The genoa furler was impossible to roll in without using the winch.  After several calls and photos with Jeanneau, we tried to minimize the angles between the furler, the pulllies, and the winch, with only moderate success.  Epiphany:  what if the halyard is simply winched up too tightly?  Bingo.  Problem resolved.

The gennaker is great fun !  After a few tests, we found that the best way to roll it up cleanly is to sail on a broad reach and hide the gennaker behind the mainsail, then let off on the halyard a bit.  It rolls up like a tight sausage.  We still have a problem with the breaking pulley that is supposed to only allow the furling line to operate in one direction (so that it doesn’t unroll while you’re trying to roll it up).  Forgot to take pictures… next time.

The gennaker !  Ice blue and fire-engine red.
The swing keel hums and buzzes when sailing close-hauled at more than 5 knots.  Other swing keel owners tell us that this is normal. 
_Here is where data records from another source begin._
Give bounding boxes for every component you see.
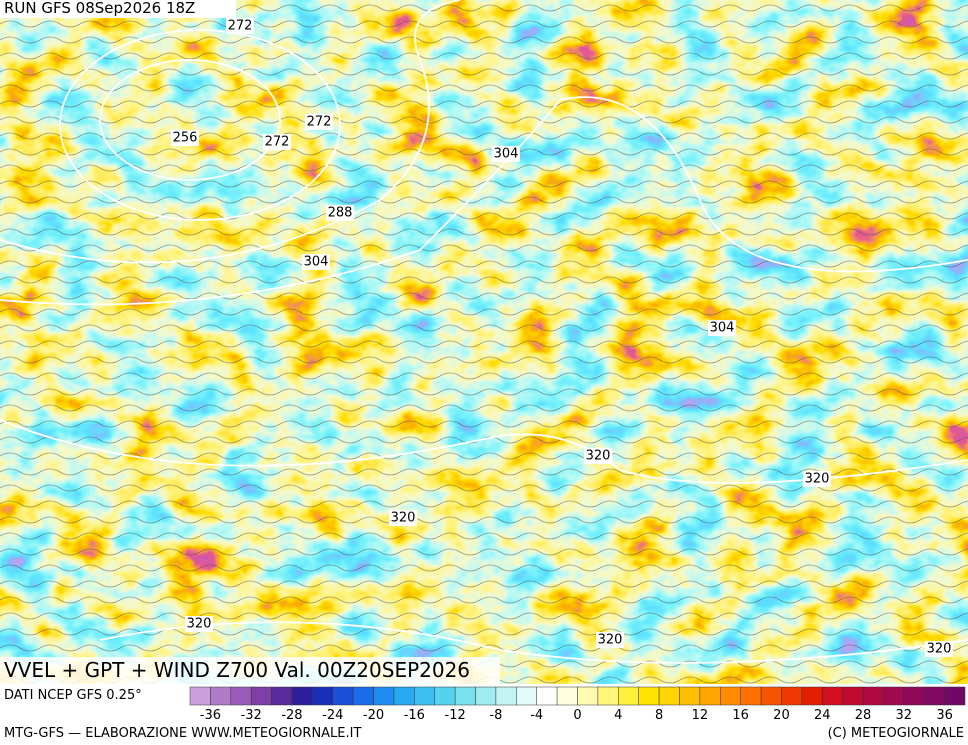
contour-label-bg	[925, 641, 953, 657]
contour-labels: 272 256 272 272 304 288 304 304 320 320 320 320 320 3…	[171, 18, 953, 657]
contour-label: 320	[187, 617, 212, 632]
colorbar-tick-label: 24	[814, 708, 831, 723]
run-label: RUN GFS 08Sep2026 18Z	[4, 0, 195, 17]
colorbar-swatch	[210, 686, 232, 706]
colorbar-tick-label: 28	[855, 708, 872, 723]
colorbar-swatch	[923, 686, 945, 706]
contour-label: 304	[710, 321, 735, 336]
contour-label: 304	[304, 255, 329, 270]
colorbar-swatch	[618, 686, 639, 706]
colorbar-swatch	[638, 686, 660, 706]
contour-label-bg	[596, 632, 624, 648]
colorbar-swatch	[414, 686, 435, 706]
colorbar-swatch	[720, 686, 741, 706]
colorbar-tick-label: 32	[896, 708, 913, 723]
colorbar-tick-label: -20	[363, 708, 384, 723]
contour-label: 320	[598, 633, 623, 648]
colorbar-swatch	[883, 686, 905, 706]
colorbar-swatch	[699, 686, 721, 706]
colorbar-swatch	[903, 686, 925, 706]
colorbar-tick-label: -16	[404, 708, 425, 723]
colorbar-swatch	[842, 686, 864, 706]
contour-label: 320	[391, 511, 416, 526]
colorbar-tick-label: -4	[530, 708, 543, 723]
header-bg	[0, 0, 236, 18]
colorbar-tick-label: 20	[773, 708, 790, 723]
colorbar-swatch	[556, 686, 578, 706]
colorbar-swatch	[821, 686, 843, 706]
contour-label-bg	[226, 18, 254, 34]
colorbar-swatch	[862, 686, 884, 706]
colorbar-swatch	[536, 686, 558, 706]
footer-right: (C) METEOGIORNALE	[828, 726, 964, 741]
colorbar-swatch	[373, 686, 395, 706]
contour-label: 272	[228, 19, 253, 34]
colorbar-tick-label: -32	[241, 708, 262, 723]
colorbar-swatch	[352, 686, 374, 706]
title-bg	[0, 657, 500, 684]
colorbar-swatch	[475, 686, 497, 706]
contour-label-bg	[803, 471, 831, 487]
colorbar-tick-label: 8	[655, 708, 663, 723]
colorbar-tick-label: -12	[445, 708, 466, 723]
contour-label-bg	[302, 254, 330, 270]
colorbar-swatch	[434, 686, 456, 706]
colorbar-swatch	[516, 686, 537, 706]
colorbar-swatch	[454, 686, 476, 706]
contour-label: 256	[173, 131, 198, 146]
contour-label: 320	[805, 472, 830, 487]
contour-label-bg	[389, 510, 417, 526]
colorbar-swatch	[230, 686, 252, 706]
colorbar-tick-label: 16	[732, 708, 749, 723]
colorbar-swatch	[393, 686, 415, 706]
contour-label: 320	[927, 642, 952, 657]
colorbar-tick-label: 36	[936, 708, 953, 723]
contour-label-bg	[171, 130, 199, 146]
colorbar-swatch	[577, 686, 599, 706]
wind-streamlines	[0, 0, 968, 684]
colorbar-tick-label: 12	[692, 708, 709, 723]
contour-label-bg	[492, 146, 520, 162]
colorbar-swatch	[658, 686, 680, 706]
colorbar-swatch	[250, 686, 272, 706]
colorbar-swatch	[291, 686, 313, 706]
contour-label: 320	[586, 449, 611, 464]
contour-label: 272	[307, 115, 332, 130]
colorbar: -36 -32 -28 -24 -20 -16 -12 -8 -4 0 4 8 12 16 20 24 28 32…	[189, 686, 966, 723]
map: 272 256 272 272 304 288 304 304 320 320 320 320 320 3…	[0, 0, 968, 684]
colorbar-swatch	[760, 686, 782, 706]
map-title: VVEL + GPT + WIND Z700 Val. 00Z20SEP2026	[4, 658, 470, 682]
gpt-contours	[0, 0, 968, 663]
colorbar-swatch	[801, 686, 823, 706]
colorbar-tick-label: 4	[614, 708, 622, 723]
contour-label-bg	[708, 320, 736, 336]
colorbar-swatch	[597, 686, 619, 706]
colorbar-tick-label: -24	[322, 708, 343, 723]
contour-label-bg	[185, 616, 213, 632]
contour-label: 272	[265, 135, 290, 150]
colorbar-tick-label: -8	[489, 708, 502, 723]
contour-label-bg	[263, 134, 291, 150]
colorbar-swatch	[312, 686, 334, 706]
colorbar-swatch	[332, 686, 354, 706]
contour-label: 304	[494, 147, 519, 162]
contour-label-bg	[305, 114, 333, 130]
footer-left: MTG-GFS — ELABORAZIONE WWW.METEOGIORNALE…	[4, 726, 361, 741]
contour-label-bg	[326, 205, 354, 221]
colorbar-tick-label: -28	[281, 708, 302, 723]
colorbar-swatch	[189, 686, 211, 706]
colorbar-swatch	[781, 686, 803, 706]
contour-label-bg	[584, 448, 612, 464]
colorbar-swatch	[495, 686, 517, 706]
colorbar-swatch	[740, 686, 762, 706]
colorbar-swatch	[944, 686, 966, 706]
colorbar-swatch	[271, 686, 293, 706]
source-label: DATI NCEP GFS 0.25°	[4, 688, 142, 703]
contour-label: 288	[328, 206, 353, 221]
colorbar-swatch	[679, 686, 701, 706]
colorbar-tick-label: 0	[573, 708, 581, 723]
colorbar-tick-label: -36	[200, 708, 221, 723]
The boat is HIGH in the water !!  That’s great while sailing, but in port we’ve got a lot of area for the wind to push us around, which makes things a bit tricky to dock.  And we also learned that it’s best to have the keel down as far as possible for manoeuvres, otherwise you slip sideways all too easily.

I really appreciate the “german” winch system.  We still have to think ahead when we tack or jibe, but the manoeuvres will become automatic with time.  It’s great to have all the controls near the helmsman.  The lines, however, end up becoming a pile of spaghetti if you aren’t vigilant. 
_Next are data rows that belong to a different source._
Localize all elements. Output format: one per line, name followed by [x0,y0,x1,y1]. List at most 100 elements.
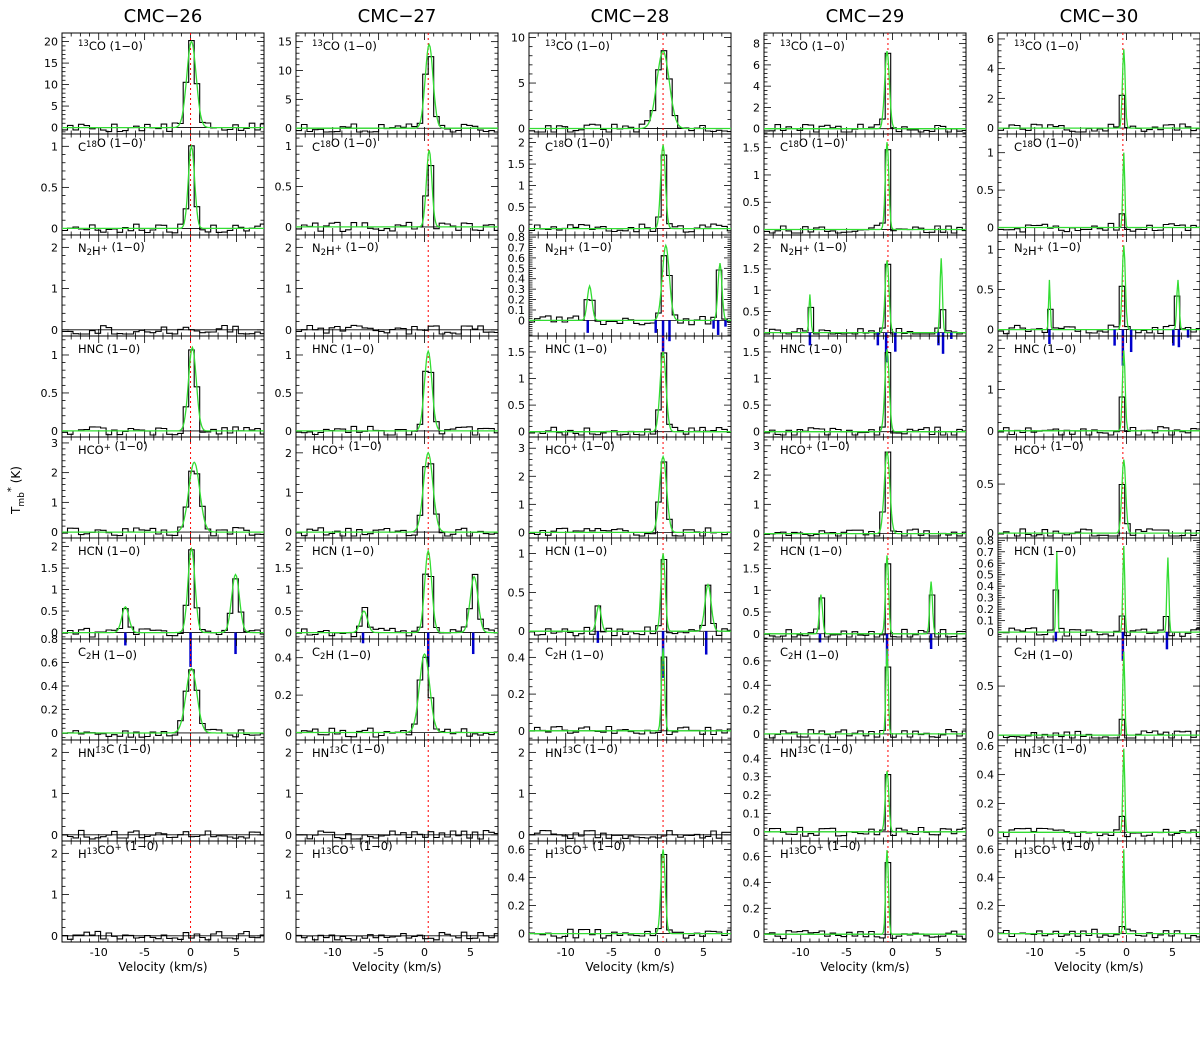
fit-curve [764,451,966,535]
y-tick-label: 6 [753,59,760,72]
panel-r4-c3: 0 1 2 3 HCO+ (1−0) [753,436,967,541]
y-tick-label: 3 [753,440,760,453]
y-tick-label: 0.2 [41,703,59,716]
fit-curve [998,152,1200,229]
y-tick-label: 2 [51,746,58,759]
y-tick-label: 4 [753,80,760,93]
y-tick-label: 1 [518,180,525,193]
observed-spectrum [764,862,966,940]
y-tick-label: 0 [285,727,292,740]
x-tick-label: -10 [90,946,108,959]
y-tick-label: 2 [285,847,292,860]
y-tick-label: 1 [518,548,525,561]
fit-curve [764,771,966,833]
observed-spectrum [764,451,966,537]
transition-label: H13CO+ (1−0) [78,839,159,861]
y-tick-label: 0 [285,324,292,337]
y-tick-label: 2 [518,137,525,150]
y-tick-label: 5 [285,93,292,106]
y-tick-label: 3 [51,437,58,450]
panel-r4-c2: 0 1 2 3 HCO+ (1−0) [518,436,732,539]
fit-curve [529,144,731,230]
panel-r4-c4: 0 0.5 HCO+ (1−0) [977,436,1200,540]
observed-spectrum [998,285,1200,335]
transition-label: HCO+ (1−0) [1014,439,1084,457]
transition-label: C18O (1−0) [78,136,143,154]
y-tick-label: 0.5 [977,478,995,491]
x-tick-label: 0 [1123,946,1130,959]
y-tick-label: 5 [518,77,525,90]
transition-label: HNC (1−0) [545,342,607,356]
transition-label: HNC (1−0) [780,342,842,356]
y-tick-label: 0.5 [977,569,995,582]
y-tick-label: 0.2 [977,603,995,616]
transition-label: C18O (1−0) [780,136,845,154]
y-tick-label: 8 [753,38,760,51]
fit-curve [296,652,498,734]
y-tick-label: 0.8 [977,534,995,547]
y-tick-label: 0.6 [977,740,995,753]
y-tick-label: 1 [987,147,994,160]
y-tick-label: 0.5 [743,399,761,412]
y-tick-label: 0.2 [977,797,995,810]
fit-curve [62,143,264,230]
fit-curve [998,49,1200,129]
y-tick-label: 0 [753,426,760,439]
y-tick-label: 0.4 [977,769,995,782]
fit-curve [62,461,264,533]
fit-curve [764,555,966,635]
y-tick-label: 15 [44,57,58,70]
panel-r8-c2: 0 0.2 0.4 0.6 H13CO+ (1−0) -10 -5 0 5 Velocity (k… [508,839,732,974]
y-tick-label: 15 [278,36,292,49]
y-tick-label: 2 [518,470,525,483]
fit-curve [529,351,731,433]
observed-spectrum [764,52,966,133]
transition-label: C18O (1−0) [1014,136,1079,154]
y-tick-label: 1.5 [743,562,761,575]
y-tick-label: 0 [51,627,58,640]
panel-r6-c1: 0 0.2 0.4 C2H (1−0) [275,638,499,741]
y-tick-label: 0 [518,314,525,327]
observed-spectrum [998,925,1200,939]
y-tick-label: 2 [51,467,58,480]
observed-spectrum [529,656,731,736]
observed-spectrum [296,931,498,941]
y-tick-label: 0 [987,324,994,337]
transition-label: HNC (1−0) [312,342,374,356]
y-tick-label: 1 [51,140,58,153]
y-tick-label: 0.6 [977,843,995,856]
y-tick-label: 1 [518,788,525,801]
y-tick-label: 1 [285,584,292,597]
y-tick-label: 0 [285,930,292,943]
y-tick-label: 0 [518,829,525,842]
panel-r7-c4: 0 0.2 0.4 0.6 HN13C (1−0) [977,739,1200,842]
observed-spectrum [296,56,498,133]
y-tick-label: 0 [753,224,760,237]
y-tick-label: 0.4 [508,273,526,286]
y-tick-label: 0 [285,122,292,135]
y-tick-label: 0.2 [977,900,995,913]
x-tick-label: 0 [654,946,661,959]
panel-r0-c0: 0 5 10 15 20 13CO (1−0) [44,32,265,135]
y-tick-label: 0.6 [41,656,59,669]
x-tick-label: 5 [467,946,474,959]
fit-curve [296,42,498,129]
transition-label: C2H (1−0) [78,645,137,662]
transition-label: 13CO (1−0) [78,39,143,53]
panel-r5-c0: 0 0.5 1 1.5 2 HCN (1−0) [41,537,265,667]
panel-r5-c2: 0 0.5 1 HCN (1−0) [508,537,732,678]
x-tick-label: -5 [139,946,150,959]
transition-label: HCO+ (1−0) [312,439,382,457]
fit-curve [764,142,966,231]
y-tick-label: 2 [987,342,994,355]
fit-curve [998,350,1200,432]
y-tick-label: 0.2 [508,900,526,913]
fit-curve [62,345,264,432]
y-tick-label: 0 [51,222,58,235]
panel-r2-c1: 0 1 2 N2H+ (1−0) [285,234,499,337]
transition-label: HNC (1−0) [1014,342,1076,356]
y-tick-label: 0 [518,928,525,941]
y-tick-label: 10 [511,32,525,45]
y-tick-label: 0.6 [743,655,761,668]
y-tick-label: 6 [987,33,994,46]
The B&G electronic system (Zeus and Triton) are excellent, too.  We haven’t fully exploited all the gadgets available, but it’s really a luxury.

And the interior is so luxurious it’s almost ridiculous.  We’re a bit embarrassed.  People stare at Mareda when we come into port (just when we’re getting ready for manoeuvres we haven’t mastered).  The downside of all this bling is that it also attracts unwanted attention.  In Vannes, we had a 1 liter glass beer bottle hurled at us.  Pictures as soon as we have time to arrange everything ! 
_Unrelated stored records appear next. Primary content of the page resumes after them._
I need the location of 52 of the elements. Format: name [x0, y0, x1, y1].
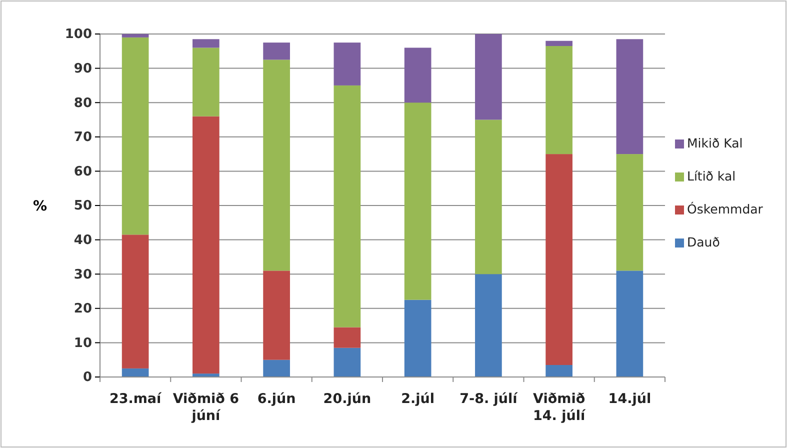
bar — [546, 154, 572, 365]
x-tick-label: 23.maí — [109, 391, 163, 407]
y-tick-label: 80 — [74, 96, 92, 111]
bar — [263, 60, 290, 271]
bar — [122, 234, 149, 368]
bar — [616, 270, 644, 377]
x-tick-label: 7-8. júlí — [460, 391, 519, 407]
legend-label: Dauð — [687, 234, 720, 250]
y-tick-label: 20 — [74, 302, 92, 317]
bar — [546, 46, 572, 154]
bar — [475, 120, 502, 274]
bar — [334, 42, 361, 86]
bar — [616, 154, 644, 271]
y-tick-label: 0 — [82, 370, 92, 386]
y-tick-label: 10 — [74, 336, 92, 351]
x-tick-label: 20.jún — [323, 391, 372, 407]
bar — [475, 34, 502, 120]
bar — [263, 42, 290, 60]
bar — [122, 34, 149, 38]
bar — [263, 360, 290, 377]
y-axis-title: % — [32, 198, 48, 214]
bar — [404, 102, 432, 300]
bar — [404, 300, 432, 377]
x-tick-label: 2.júl — [401, 391, 435, 407]
bar — [546, 364, 572, 377]
x-tick-label: Viðmið 6 júní — [172, 391, 240, 424]
bar — [334, 327, 361, 348]
bar — [122, 368, 149, 377]
y-tick-label: 40 — [74, 232, 92, 248]
bar — [192, 39, 220, 48]
bar — [475, 274, 502, 377]
y-tick-label: 50 — [74, 198, 92, 214]
bar — [192, 116, 220, 374]
bar — [334, 348, 361, 377]
bar — [616, 39, 644, 154]
bar — [546, 40, 572, 46]
bar — [334, 85, 361, 328]
y-tick-label: 60 — [74, 164, 92, 180]
legend-label: Óskemmdar — [687, 202, 764, 216]
x-tick-label: Viðmið 14. júlí — [533, 391, 586, 424]
y-tick-label: 70 — [74, 130, 92, 146]
y-tick-label: 30 — [74, 267, 92, 282]
bar — [192, 48, 220, 116]
x-tick-label: 6.jún — [257, 391, 296, 407]
bar — [263, 270, 290, 360]
bar — [122, 37, 149, 235]
y-tick-label: 90 — [74, 61, 92, 76]
legend-label: Lítið kal — [687, 168, 736, 184]
y-tick-label: 100 — [64, 27, 92, 42]
legend-label: Mikið Kal — [687, 136, 743, 150]
bar — [404, 48, 432, 103]
x-tick-label: 14.júl — [608, 391, 652, 407]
The lazy bag is not as big as we thought /  hoped, or maybe it’s that the sail is new and stiff.  It’s so high that it’s hard for me to stow it by myself.

Patrick cracked his laptop computer screen and is having psychological difficulties coping without a computer.  We’ll head back to Lorient to repair it before going any further.

And we had our first “too full” incident with the black water (toilet) tank.  The 80-liter capacity goes quickly with 4 people !  The leak was smelly and no fun to clean, just in case you think it’s all bling bling and glamour out here…

Stuck on Groix Island by a gale for THREE days.  But there are worse places to be stuck.

Picnic at St Nicolas, Groix island.

St Nicolas at low tide.

Hiking around St Nic.


We sailed Mareda from Groix to Lorient (7 miles) with 20 knots in the nose and gusts to 25.  With only 1 reef in the main and the genoa at 60% she performed beautifully.  She heeled over onto her chine and didn’t budge.  When the gusts hit, the sails strain but the boat stays steady and the double-rudder system means you’ve always got one well down in the water and you always have good control.